A son arrivée dans le village, plus grand monde pour le reconnaître, le vieil épicier pourtant, oui. « Vingt ans que tu as disparu, et de ta vie, plus rien que sept tombes et la maison… » Tous, morts de mort violente… et lui qui revient de l’enfer.

Elle marche le long des petites routes de la vallée, fuyant les regards. Un jour elle portait un pansement sur son œil gauche, elle n’a pas trente ans. On dit qu’elle erre à la recherche de celui qu’elle a aimé, qu’elle s’introduit dans les maisons en l’absence de leurs occupants.

Personne ne le croira : douze femmes pour un seul homme, douze ! L’espérance chevillée au cœur ; il n’ira pas jusqu’à treize ; toutes épousées ou c’est tout comme. Il aimerait que celle-ci partage sa passion pour les astres mais comment s’assurer de sa fidélité ?

Elle se souvient de la nouvelle apprise à la radio, comment l’oublier ? L’accident d’avion, leur anniversaire de mariage fêté en Egypte, leurs mains qu’elle imagine l’une dans l’autre avant le crash. Il y a la maison, cet arrêt sur image, leur intimité, deux personnes inconnues.
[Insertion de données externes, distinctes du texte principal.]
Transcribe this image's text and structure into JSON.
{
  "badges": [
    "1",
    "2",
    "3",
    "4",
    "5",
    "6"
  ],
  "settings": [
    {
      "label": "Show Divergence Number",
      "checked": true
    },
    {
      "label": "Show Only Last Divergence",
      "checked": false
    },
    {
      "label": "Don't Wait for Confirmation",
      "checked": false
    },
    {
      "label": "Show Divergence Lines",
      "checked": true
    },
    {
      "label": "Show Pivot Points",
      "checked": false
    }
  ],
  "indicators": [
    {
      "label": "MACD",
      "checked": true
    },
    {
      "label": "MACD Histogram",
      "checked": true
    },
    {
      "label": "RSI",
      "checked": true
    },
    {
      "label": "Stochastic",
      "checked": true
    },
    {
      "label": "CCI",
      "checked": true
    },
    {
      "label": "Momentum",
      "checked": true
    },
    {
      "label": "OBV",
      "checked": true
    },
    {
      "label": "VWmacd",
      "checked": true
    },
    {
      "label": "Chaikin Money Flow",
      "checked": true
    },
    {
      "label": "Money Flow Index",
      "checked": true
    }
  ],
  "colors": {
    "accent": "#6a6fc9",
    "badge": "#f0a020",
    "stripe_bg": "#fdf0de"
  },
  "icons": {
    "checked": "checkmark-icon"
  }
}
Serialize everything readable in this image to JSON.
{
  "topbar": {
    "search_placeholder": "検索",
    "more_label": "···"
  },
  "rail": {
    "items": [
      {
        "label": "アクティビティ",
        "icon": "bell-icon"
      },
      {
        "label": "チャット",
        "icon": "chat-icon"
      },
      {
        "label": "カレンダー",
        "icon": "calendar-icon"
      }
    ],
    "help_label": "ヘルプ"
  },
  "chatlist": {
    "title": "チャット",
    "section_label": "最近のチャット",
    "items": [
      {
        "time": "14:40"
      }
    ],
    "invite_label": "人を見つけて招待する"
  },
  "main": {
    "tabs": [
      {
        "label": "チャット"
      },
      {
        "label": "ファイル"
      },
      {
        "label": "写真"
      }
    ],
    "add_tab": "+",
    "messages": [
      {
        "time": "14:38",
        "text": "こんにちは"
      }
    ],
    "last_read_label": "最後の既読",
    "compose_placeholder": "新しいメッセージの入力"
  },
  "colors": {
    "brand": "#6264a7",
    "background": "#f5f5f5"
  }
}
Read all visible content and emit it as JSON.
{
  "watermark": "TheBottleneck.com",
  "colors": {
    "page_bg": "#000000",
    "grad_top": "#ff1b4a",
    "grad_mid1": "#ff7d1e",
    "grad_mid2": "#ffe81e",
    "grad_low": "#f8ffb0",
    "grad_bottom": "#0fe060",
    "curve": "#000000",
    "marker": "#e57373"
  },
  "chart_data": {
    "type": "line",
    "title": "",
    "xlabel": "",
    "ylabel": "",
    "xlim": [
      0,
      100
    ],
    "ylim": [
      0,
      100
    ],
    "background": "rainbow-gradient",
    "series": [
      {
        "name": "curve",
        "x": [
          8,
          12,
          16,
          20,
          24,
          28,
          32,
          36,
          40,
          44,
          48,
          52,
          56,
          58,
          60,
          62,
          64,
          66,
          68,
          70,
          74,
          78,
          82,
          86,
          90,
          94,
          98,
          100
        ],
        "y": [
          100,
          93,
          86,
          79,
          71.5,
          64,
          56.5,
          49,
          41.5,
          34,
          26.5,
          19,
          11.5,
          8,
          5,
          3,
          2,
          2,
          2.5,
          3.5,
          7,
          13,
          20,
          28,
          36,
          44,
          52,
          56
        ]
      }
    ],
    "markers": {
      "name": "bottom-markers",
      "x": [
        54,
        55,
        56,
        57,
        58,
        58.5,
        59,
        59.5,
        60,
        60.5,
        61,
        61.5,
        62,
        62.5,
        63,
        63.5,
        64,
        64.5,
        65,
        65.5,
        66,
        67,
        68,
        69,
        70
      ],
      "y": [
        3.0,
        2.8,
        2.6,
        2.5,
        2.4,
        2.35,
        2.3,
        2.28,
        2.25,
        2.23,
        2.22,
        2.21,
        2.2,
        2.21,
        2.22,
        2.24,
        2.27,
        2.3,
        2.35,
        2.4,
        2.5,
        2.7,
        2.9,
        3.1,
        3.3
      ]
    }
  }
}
Il se remémore l’entretien avec la psycho-généalogiste. Il déjouera la malédiction qui veut que tous les aînés de la famille meurent à trente-sept ans. Il contemple les pièces de son nouvel appartement, il écrira, un an à passer là, reclus, dans cette capitale européenne.

Il arpente les berges du lac, scrute l’eau verte, tente d’imaginer le village qui se dressait là avant le barrage. Sa retraite, il la passera à enquêter sur la série de « suicides » inexpliqués au cours de ces dix années… noyades. Un jour on retrouve ses chaussures sur la berge.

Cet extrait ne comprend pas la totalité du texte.